I'm having problems calculating acceleration for the following variables. I would have thought it would be extremely straight forward, except I am getting two different answers and do not know which one is correct.
I have the following variables:
$$\begin{align}d &= 229.75\ \mathrm{cm}\\ t &= 1.97\ \mathrm s\end{align}$$
and I need to find acceleration using these variables. I've used both of the following equations, each resulting in a different answer:
$$v=\frac{\Delta d}{\Delta t}\tag{1.1}$$
$$a=\frac{\Delta v}{\Delta t}\tag{1.2}$$
$$a=\frac{2d}{t^2}\tag2$$
Using Equations (1.1) and (1.2), I get the following:
$$\begin{align}v&=\frac{229.75\ \mathrm{cm} - 0\ \mathrm{cm}}{1.97\ \mathrm s - 0\ \mathrm s}\\ &=116.6\ \mathrm{cm/s}\end{align}$$
$$\begin{align}a&=\frac{116.6\ \mathrm{cm/s} - 0\ \mathrm{cm/s}}{1.97\ \mathrm s - 0\ \mathrm s}\\ &=59.2\ \mathrm{cm/s^2}\end{align}$$
Acceleration is $59.2\ \mathrm{cm/s^2}$, according to those equations.
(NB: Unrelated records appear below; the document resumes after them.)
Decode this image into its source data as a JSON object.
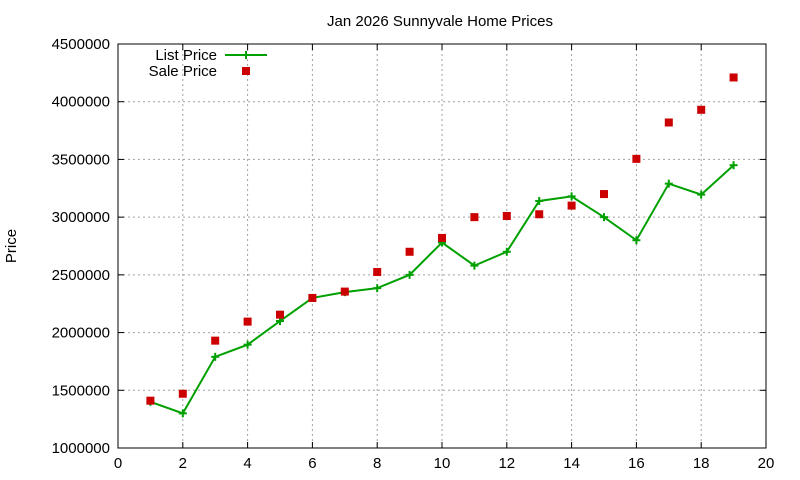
{
  "chart_data": {
    "type": "line",
    "title": "Jan 2026 Sunnyvale Home Prices",
    "xlabel": "",
    "ylabel": "Price",
    "xlim": [
      0,
      20
    ],
    "ylim": [
      1000000,
      4500000
    ],
    "x_ticks": [
      0,
      2,
      4,
      6,
      8,
      10,
      12,
      14,
      16,
      18,
      20
    ],
    "y_ticks": [
      1000000,
      1500000,
      2000000,
      2500000,
      3000000,
      3500000,
      4000000,
      4500000
    ],
    "grid": true,
    "legend_position": "top-left",
    "x": [
      1,
      2,
      3,
      4,
      5,
      6,
      7,
      8,
      9,
      10,
      11,
      12,
      13,
      14,
      15,
      16,
      17,
      18,
      19
    ],
    "series": [
      {
        "name": "List Price",
        "style": "line-with-plus-markers",
        "color": "#00a000",
        "values": [
          1400000,
          1300000,
          1790000,
          1895000,
          2100000,
          2300000,
          2350000,
          2385000,
          2500000,
          2780000,
          2580000,
          2700000,
          3140000,
          3180000,
          3000000,
          2800000,
          3290000,
          3195000,
          3450000
        ]
      },
      {
        "name": "Sale Price",
        "style": "square-markers",
        "color": "#cc0000",
        "values": [
          1410000,
          1470000,
          1930000,
          2095000,
          2155000,
          2300000,
          2355000,
          2525000,
          2700000,
          2820000,
          3000000,
          3010000,
          3025000,
          3100000,
          3200000,
          3505000,
          3820000,
          3930000,
          4210000
        ]
      }
    ]
  }
}
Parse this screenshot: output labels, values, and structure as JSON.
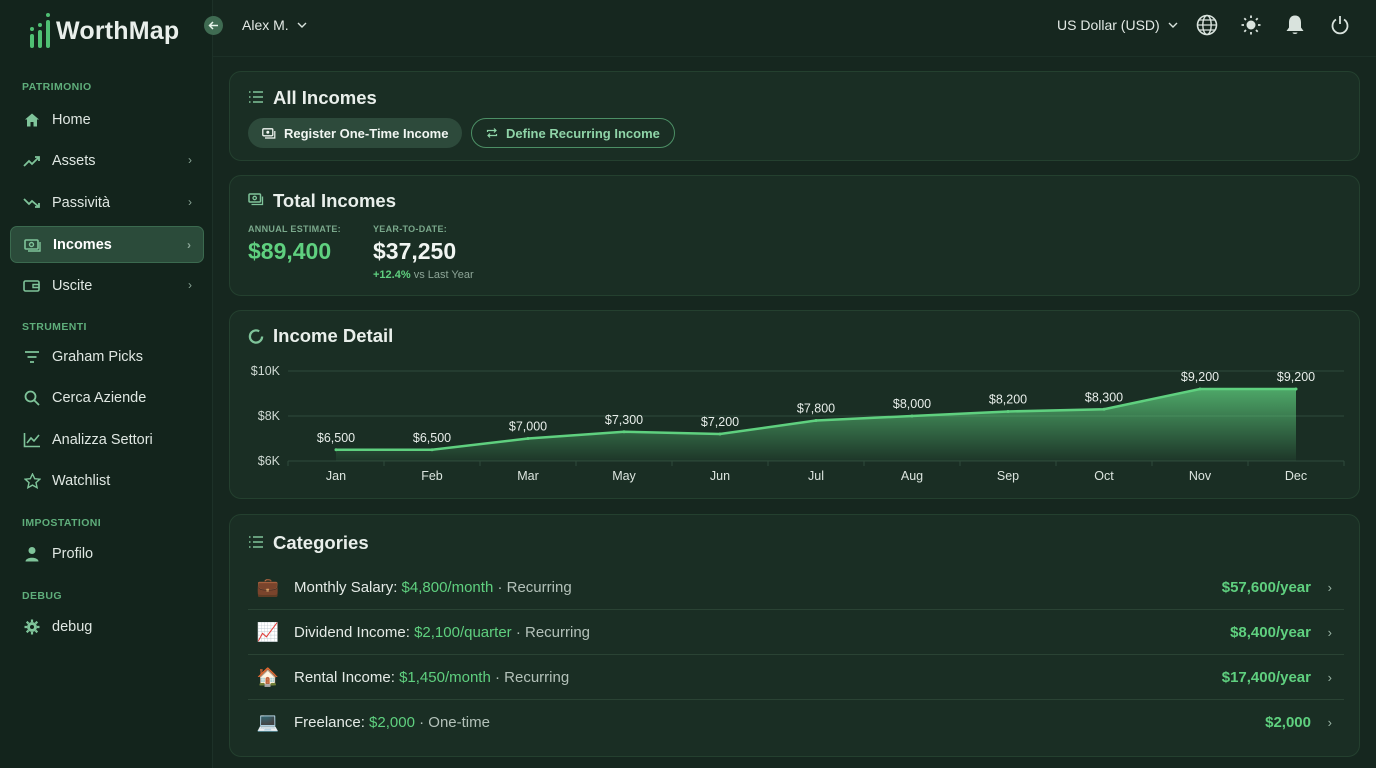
{
  "app": {
    "name": "WorthMap",
    "user": "Alex M.",
    "currency": "US Dollar (USD)"
  },
  "sidebar": {
    "sections": [
      {
        "title": "PATRIMONIO",
        "items": [
          {
            "label": "Home",
            "icon": "home-icon"
          },
          {
            "label": "Assets",
            "icon": "trending-up-icon"
          },
          {
            "label": "Passività",
            "icon": "trending-down-icon"
          },
          {
            "label": "Incomes",
            "icon": "cash-icon",
            "active": true
          },
          {
            "label": "Uscite",
            "icon": "wallet-icon"
          }
        ]
      },
      {
        "title": "STRUMENTI",
        "items": [
          {
            "label": "Graham Picks",
            "icon": "filter-icon"
          },
          {
            "label": "Cerca Aziende",
            "icon": "search-icon"
          },
          {
            "label": "Analizza Settori",
            "icon": "chart-icon"
          },
          {
            "label": "Watchlist",
            "icon": "star-icon"
          }
        ]
      },
      {
        "title": "IMPOSTATIONI",
        "items": [
          {
            "label": "Profilo",
            "icon": "user-icon"
          }
        ]
      },
      {
        "title": "DEBUG",
        "items": [
          {
            "label": "debug",
            "icon": "gear-icon"
          }
        ]
      }
    ]
  },
  "all_incomes": {
    "title": "All Incomes",
    "register_label": "Register One-Time Income",
    "define_label": "Define Recurring Income"
  },
  "totals": {
    "title": "Total Incomes",
    "annual_label": "ANNUAL ESTIMATE:",
    "annual_value": "$89,400",
    "ytd_label": "YEAR-TO-DATE:",
    "ytd_value": "$37,250",
    "change_pct": "+12.4%",
    "change_text": "vs Last Year"
  },
  "income_detail": {
    "title": "Income Detail"
  },
  "chart_data": {
    "type": "area",
    "categories": [
      "Jan",
      "Feb",
      "Mar",
      "May",
      "Jun",
      "Jul",
      "Aug",
      "Sep",
      "Oct",
      "Nov",
      "Dec"
    ],
    "values": [
      6500,
      6500,
      7000,
      7300,
      7200,
      7800,
      8000,
      8200,
      8300,
      9200,
      9200
    ],
    "data_labels": [
      "$6,500",
      "$6,500",
      "$7,000",
      "$7,300",
      "$7,200",
      "$7,800",
      "$8,000",
      "$8,200",
      "$8,300",
      "$9,200",
      "$9,200"
    ],
    "y_ticks": [
      6000,
      8000,
      10000
    ],
    "y_tick_labels": [
      "$6K",
      "$8K",
      "$10K"
    ],
    "ylim": [
      6000,
      10000
    ],
    "grid": true,
    "color": "#5fd07f"
  },
  "categories": {
    "title": "Categories",
    "items": [
      {
        "emoji": "💼",
        "name": "Monthly Salary:",
        "amount": "$4,800/month",
        "kind": "· Recurring",
        "total": "$57,600/year"
      },
      {
        "emoji": "📈",
        "name": "Dividend Income:",
        "amount": "$2,100/quarter",
        "kind": "· Recurring",
        "total": "$8,400/year"
      },
      {
        "emoji": "🏠",
        "name": "Rental Income:",
        "amount": "$1,450/month",
        "kind": "· Recurring",
        "total": "$17,400/year"
      },
      {
        "emoji": "💻",
        "name": "Freelance:",
        "amount": "$2,000",
        "kind": "· One-time",
        "total": "$2,000"
      }
    ]
  }
}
Using Equation (2), I get the following:
$$\begin{align}a&=\frac{2(229.75\ \mathrm{cm})}{(1.97\ \mathrm s)^2}\\ &=118.4\ \mathrm{cm/s^2}\end{align}$$
Which is obviously a different answer than above. It is also double the answer above, which makes complete sense because if I merge Equations (1.1) and (1.2), I get:
$$a=\frac{\frac{\Delta d}{\Delta t}}{\Delta t}$$
or, essentially:
$$a=\frac{\Delta d}{\Delta t^2}$$
and the second equation is the same except it doubles displacement at the top. Therefore, the answer for my second equation is double the answer I got for my first equations.
What I don't understand is which formula I am supposed to be using, and why the formulas result in different answers. I was under the impression that I can use whatever formula I want, as long as I have enough variables to put in and am able to use algebra to solve for the variable I want.
Any ideas as to which I should use?
EDIT: Forgot to mention, acceleration is constant. Initial velocity, initial time and initial displacement are all 0. The information above was measured during a lab in which we timed a cart accelerating down a ramp from rest.